Nos textos desses românticos não faltam projeções da natureza como um ente, ou às vezes como uma força cósmica, capaz de responder às provocações humanas. A descoberta, em meados do século XVIII, das ruínas das cidades antigas devastadas pelas lavas do Vesúvio em 76 d.C., despertou a imaginação utópica de muitos viajantes românticos que passaram a visitar o local a partir de então. Os exemplos disso não são tão remotos. Nísia Floresta, autora brasileira do século XIX – relativamente conhecida entre nós graças à celebração de sua figura por grupos feministas da atualidade -, escreveu as seguintes palavras após visitar as cidades devastadas pelo vulcão: sua cratera “é um abismo sempre pronto a engolir, de um momento para o outro, as modernas belezas criadas a seus pés pela mão do homem”. No livro intitulado Três anos na Itália seguidos de uma viagem à Grécia, no qual se encontram essas reflexões, ainda mencionou as ruínas de Herculano, outra das cidades vitimadas pelo Vesúvio, afirmando: “Certas naturezas são como terrenos férteis: quanto mais os sulcos do arado passam sobre eles, tanto mais abundantemente produzem. Do mesmo modo, quanto mais essas naturezas são sacudidas pela mão da desgraça, tanto mais desdobram energia para resistir aos abalos molestos”. Ela estava entre os que destacavam as desarmonias entre natureza e civilização. Em sua leitura – romântica – a natureza, como que dotada de vontade própria, podia “responder” veementemente às intervenções humanas.

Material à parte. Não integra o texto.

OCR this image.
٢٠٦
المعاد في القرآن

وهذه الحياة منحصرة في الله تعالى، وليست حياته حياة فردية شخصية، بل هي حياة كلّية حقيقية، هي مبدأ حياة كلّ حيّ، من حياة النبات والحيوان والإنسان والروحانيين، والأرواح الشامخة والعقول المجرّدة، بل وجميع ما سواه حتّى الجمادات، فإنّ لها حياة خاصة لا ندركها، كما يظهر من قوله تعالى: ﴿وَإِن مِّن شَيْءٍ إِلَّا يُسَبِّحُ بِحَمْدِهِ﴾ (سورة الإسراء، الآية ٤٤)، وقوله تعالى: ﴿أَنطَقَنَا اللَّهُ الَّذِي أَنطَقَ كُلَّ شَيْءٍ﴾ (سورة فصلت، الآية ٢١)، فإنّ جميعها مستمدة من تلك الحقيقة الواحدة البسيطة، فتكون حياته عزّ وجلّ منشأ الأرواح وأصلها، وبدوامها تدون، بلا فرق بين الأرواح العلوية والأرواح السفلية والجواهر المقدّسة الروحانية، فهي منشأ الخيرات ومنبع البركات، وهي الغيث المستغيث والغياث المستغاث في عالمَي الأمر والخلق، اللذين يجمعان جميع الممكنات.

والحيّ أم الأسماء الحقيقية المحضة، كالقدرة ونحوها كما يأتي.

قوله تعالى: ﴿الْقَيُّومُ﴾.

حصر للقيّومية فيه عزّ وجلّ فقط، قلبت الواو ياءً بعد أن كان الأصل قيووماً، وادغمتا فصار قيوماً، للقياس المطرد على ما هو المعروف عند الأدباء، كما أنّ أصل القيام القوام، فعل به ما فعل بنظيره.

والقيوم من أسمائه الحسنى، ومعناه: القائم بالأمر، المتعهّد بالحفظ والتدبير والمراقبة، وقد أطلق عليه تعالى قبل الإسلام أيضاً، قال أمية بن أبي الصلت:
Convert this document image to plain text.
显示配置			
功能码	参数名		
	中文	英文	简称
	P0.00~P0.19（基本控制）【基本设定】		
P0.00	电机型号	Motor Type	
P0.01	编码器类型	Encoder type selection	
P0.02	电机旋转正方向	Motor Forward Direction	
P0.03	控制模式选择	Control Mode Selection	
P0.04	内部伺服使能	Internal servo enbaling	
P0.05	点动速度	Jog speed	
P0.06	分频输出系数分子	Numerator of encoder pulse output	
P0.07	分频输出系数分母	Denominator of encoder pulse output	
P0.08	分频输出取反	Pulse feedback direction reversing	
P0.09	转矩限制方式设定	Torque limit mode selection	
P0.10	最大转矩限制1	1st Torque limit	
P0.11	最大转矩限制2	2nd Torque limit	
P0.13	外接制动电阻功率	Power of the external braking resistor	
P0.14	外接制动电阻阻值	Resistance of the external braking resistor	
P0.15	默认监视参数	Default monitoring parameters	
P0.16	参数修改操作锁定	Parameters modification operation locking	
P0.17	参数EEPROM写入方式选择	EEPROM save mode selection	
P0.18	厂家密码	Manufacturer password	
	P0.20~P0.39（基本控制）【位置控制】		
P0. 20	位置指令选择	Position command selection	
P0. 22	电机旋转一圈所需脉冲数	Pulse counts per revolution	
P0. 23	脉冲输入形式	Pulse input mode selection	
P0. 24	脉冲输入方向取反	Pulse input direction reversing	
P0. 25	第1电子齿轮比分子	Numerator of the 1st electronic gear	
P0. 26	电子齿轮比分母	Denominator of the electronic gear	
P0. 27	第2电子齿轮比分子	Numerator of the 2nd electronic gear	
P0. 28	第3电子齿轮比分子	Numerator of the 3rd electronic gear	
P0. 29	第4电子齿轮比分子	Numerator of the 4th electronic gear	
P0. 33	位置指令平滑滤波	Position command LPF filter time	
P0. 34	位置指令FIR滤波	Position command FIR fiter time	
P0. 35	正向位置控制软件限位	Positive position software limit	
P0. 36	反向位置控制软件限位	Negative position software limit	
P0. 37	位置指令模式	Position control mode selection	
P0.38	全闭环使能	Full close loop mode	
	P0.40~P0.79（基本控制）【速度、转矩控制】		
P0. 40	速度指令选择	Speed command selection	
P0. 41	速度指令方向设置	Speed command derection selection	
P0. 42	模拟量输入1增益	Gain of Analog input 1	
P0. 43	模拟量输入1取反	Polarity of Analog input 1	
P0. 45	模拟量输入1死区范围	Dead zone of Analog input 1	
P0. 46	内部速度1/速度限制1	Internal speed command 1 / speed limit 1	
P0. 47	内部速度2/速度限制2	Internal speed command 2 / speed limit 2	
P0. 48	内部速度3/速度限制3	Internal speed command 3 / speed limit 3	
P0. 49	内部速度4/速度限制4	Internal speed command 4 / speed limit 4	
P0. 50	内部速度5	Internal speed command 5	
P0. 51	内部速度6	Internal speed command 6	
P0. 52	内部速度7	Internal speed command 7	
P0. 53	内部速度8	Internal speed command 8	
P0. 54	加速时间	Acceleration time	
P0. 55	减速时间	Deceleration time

Muitos textos sobre a pandemia, que circulam hoje, de pessoas de diferentes grupos e formas de pensar, voltam a nos remeter à noção do “excesso de civilização”. O contexto é outro, claro, e não devemos nos deixar seduzir pelos anacronismos. Mesmo assim, é interessante observar como somos amplamente levados a pensar nesta hecatombe do presente como um ato voluntarista da própria natureza (ou de Deus, para alguns), para corrigir o curso das ações humanas.

Ao atribuirmos à natureza uma personalidade, acabamos também pensando no vírus como um ente – um ente que, entre outras coisas, se apropria da nossa vida social e bebe a nossa cerveja gelada no bar da esquina.

 

Referências bibliográficas

FLORESTA, Nísia. Trois ans en Italie suivis d’un voyage en Grèce. Paris: E. Dentu, 1864. (edição traduzida: FLORESTA, Nísia. Três anos na Itália seguidos de uma viagem à Grécia. Natal: EDUFRN, 1998).

LÖWY, Michael e SAYRE, Robert. Romantismo e política. Rio de Janeiro: Paz e Terra, 1993.

STAROBINSKI, Jean. As máscaras da civilização: ensaios. São Paulo: Companhia das Letras, 1991.

WILLIAMS, Raymond. O campo e a cidade: na história e na literatura. São Paulo: Companhia das Letras, 1989.